Bukan pertama kali juga Takaki ditawari hal seperti ini. Pacar sewa, khususnya pada acara-acara penting seperti ini, cukup sering jadi pilihan. Dia tidak pernah mencoba sebelumnya, tidak tahu mau mulai mencari dari mana. Tidak mengerti juga bagaimana dia bisa mencari pasangan sungguhan jika menggunakan jasa pacar sewa.
“Memangnya ada masalah kalau aku datang sendiri?” Takaki mencoba beralasan. Sepupunya yang lain juga ada yang datang tidak membawa pacar, hanya mengajak teman atau sahabat.
“Ada,” jawab kakaknya cepat, “kau tahu sendiri di acara pertunanganku kemarin. Banyak yang menanyakan nomor teleponmu, tapi apa ada yang kau hubungi?”
Takaki hanya bisa menggeleng pelan. Bahkan dia tidak ingat lagi keberadaan nomor-nomor itu, terlalu sering mengganti kontak karena banyak nomor jahil menghubunginya.
“Kalau kamu terlihat sudah ada pacar kan setidaknya mereka tidak akan digantungi harapan palsu.” Kakaknya menghela napas, menatapnya serius. “Tenang saja, dia cowok yang profesional, kamu mau minta apa saja dia bisa sanggupi selagi masih wajar.”
Sedikit terkejut, Takaki pikir kakaknya akan menyuruhnya membawa perempuan alih-alih lelaki. Namun, setelah dipikir lagi, mungkin kakaknya sengaja agar dia tidak menolak.
Saat itulah dia bertemu dengan seorang Inoo, dua hari sebelum pernikahan kakaknya. Cara berpakaiannya tidak jauh berbeda dari Takaki, hanya hoodie dengan celana panjang. Rambutnya sedikit mencolok, bergelombang dan menutupi matanya sesekali, terlihat halus tertiup pelan oleh angin.
“Jadi,” Inoo menatapnya sambil melipat kedua tangannya di atas meja, “kau suka tipe seperti apa?”
Takaki tidak terlalu memikirkan tipe, lebih banyak mengandalkan perasaannya saja untuk menyukai seseorang. Namun dia tetap memberikan jawaban—seperti apa yang sudah dititipkan oleh kakaknya sesaat sebelum dia pergi—agar Inoo memiliki gambaran hal yang harus dilakukan nantinya.
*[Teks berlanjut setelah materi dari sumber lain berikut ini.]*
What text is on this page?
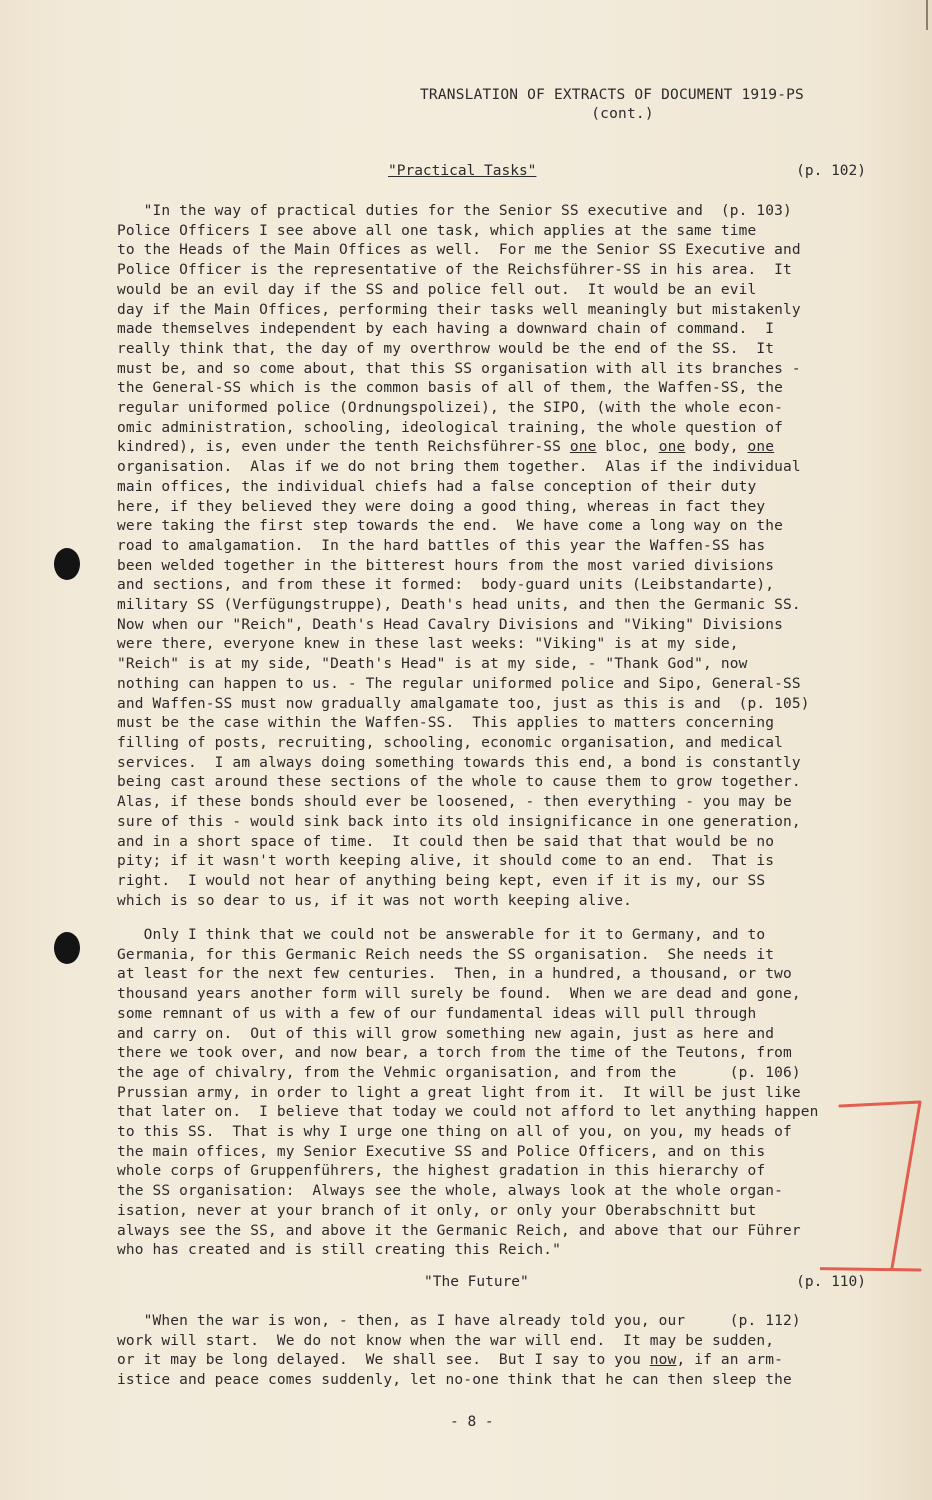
TRANSLATION OF EXTRACTS OF DOCUMENT 1919-PS
(cont.)
"Practical Tasks"	(p. 102)
"In the way of practical duties for the Senior SS executive and  (p. 103)
Police Officers I see above all one task, which applies at the same time
to the Heads of the Main Offices as well.  For me the Senior SS Executive and
Police Officer is the representative of the Reichsführer-SS in his area.  It
would be an evil day if the SS and police fell out.  It would be an evil
day if the Main Offices, performing their tasks well meaningly but mistakenly
made themselves independent by each having a downward chain of command.  I
really think that, the day of my overthrow would be the end of the SS.  It
must be, and so come about, that this SS organisation with all its branches -
the General-SS which is the common basis of all of them, the Waffen-SS, the
regular uniformed police (Ordnungspolizei), the SIPO, (with the whole econ-
omic administration, schooling, ideological training, the whole question of
kindred), is, even under the tenth Reichsführer-SS one bloc, one body, one
organisation.  Alas if we do not bring them together.  Alas if the individual
main offices, the individual chiefs had a false conception of their duty
here, if they believed they were doing a good thing, whereas in fact they
were taking the first step towards the end.  We have come a long way on the
road to amalgamation.  In the hard battles of this year the Waffen-SS has
been welded together in the bitterest hours from the most varied divisions
and sections, and from these it formed:  body-guard units (Leibstandarte),
military SS (Verfügungstruppe), Death's head units, and then the Germanic SS.
Now when our "Reich", Death's Head Cavalry Divisions and "Viking" Divisions
were there, everyone knew in these last weeks: "Viking" is at my side,
"Reich" is at my side, "Death's Head" is at my side, - "Thank God", now
nothing can happen to us. - The regular uniformed police and Sipo, General-SS
and Waffen-SS must now gradually amalgamate too, just as this is and  (p. 105)
must be the case within the Waffen-SS.  This applies to matters concerning
filling of posts, recruiting, schooling, economic organisation, and medical
services.  I am always doing something towards this end, a bond is constantly
being cast around these sections of the whole to cause them to grow together.
Alas, if these bonds should ever be loosened, - then everything - you may be
sure of this - would sink back into its old insignificance in one generation,
and in a short space of time.  It could then be said that that would be no
pity; if it wasn't worth keeping alive, it should come to an end.  That is
right.  I would not hear of anything being kept, even if it is my, our SS
which is so dear to us, if it was not worth keeping alive.
Only I think that we could not be answerable for it to Germany, and to
Germania, for this Germanic Reich needs the SS organisation.  She needs it
at least for the next few centuries.  Then, in a hundred, a thousand, or two
thousand years another form will surely be found.  When we are dead and gone,
some remnant of us with a few of our fundamental ideas will pull through
and carry on.  Out of this will grow something new again, just as here and
there we took over, and now bear, a torch from the time of the Teutons, from
the age of chivalry, from the Vehmic organisation, and from the      (p. 106)
Prussian army, in order to light a great light from it.  It will be just like
that later on.  I believe that today we could not afford to let anything happen
to this SS.  That is why I urge one thing on all of you, on you, my heads of
the main offices, my Senior Executive SS and Police Officers, and on this
whole corps of Gruppenführers, the highest gradation in this hierarchy of
the SS organisation:  Always see the whole, always look at the whole organ-
isation, never at your branch of it only, or only your Oberabschnitt but
always see the SS, and above it the Germanic Reich, and above that our Führer
who has created and is still creating this Reich."
"The Future"	(p. 110)
"When the war is won, - then, as I have already told you, our     (p. 112)
work will start.  We do not know when the war will end.  It may be sudden,
or it may be long delayed.  We shall see.  But I say to you now, if an arm-
istice and peace comes suddenly, let no-one think that he can then sleep the
- 8 -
Berbicara banyak dengan Inoo, khususnya untuk membuat cerita bohongan tentang pertemuan mereka dan siapa yang menyatakan perasaan terlebih dahulu, Takaki mau tak mau menyimpan beberapa fitur lelaki itu di dalam memorinya. Seperti caranya berbicara, suara yang terdengar ringan dan unik di telinga Takaki, jemarinya yang lentik mengusap layar ponsel, atau caranya mengalihkan topik dengan mudah.
Jika disuruh memberi kesimpulan, Takaki menilai Inoo tidak terlalu buruk juga. Pertemuan ini tidak terasa seperti pertemuan pertama kali untuk membicarakan skenario buatan akan hubungan mereka.
“Takaki,” Inoo memanggilnya sesaat sebelum dia beranjak dari kursinya, pembicaraan mereka sudah selesai beberapa menit lalu, “jangan tiba-tiba suka denganku sungguhan.”
Mengerutkan alisnya, Takaki sedikit heran akan pernyataan itu. Memangnya apa salahnya kalau sungguhan? Bukannya Takaki yakin juga dia akan benar-benar suka, namun tidak ada yang tidak mungkin, bukan?
“Kalau suka sungguhan bagaimana?”
“Nanti repot,” Inoo menopang dagunya, “aku sulit diatur sebagai pacar sungguhan.”
Takaki harus menahan dirinya untuk tidak memutar bola matanya. Pertemuan ini hanya menghabiskan beberapa jam, tapi dia sudah sedikit terbiasa dengan jawaban Inoo yang suka mengada-ada.
Aneh. Tapi Takaki tidak terlalu keberatan.
“Justru kau yang jangan suka padaku sungguhan,” Takaki membalas, “aku sulit menyukai.”
“Tenang saja, mudah untuk menyukaiku, makanya aku memberimu peringatan dari sekarang.”
Inoo memberinya senyum, lalu berjalan lebih dulu keluar dari sana. Takaki hanya menghela napas, dalam hati sedikit tidak sabar menunggu hari pernikahan kakaknya tiba.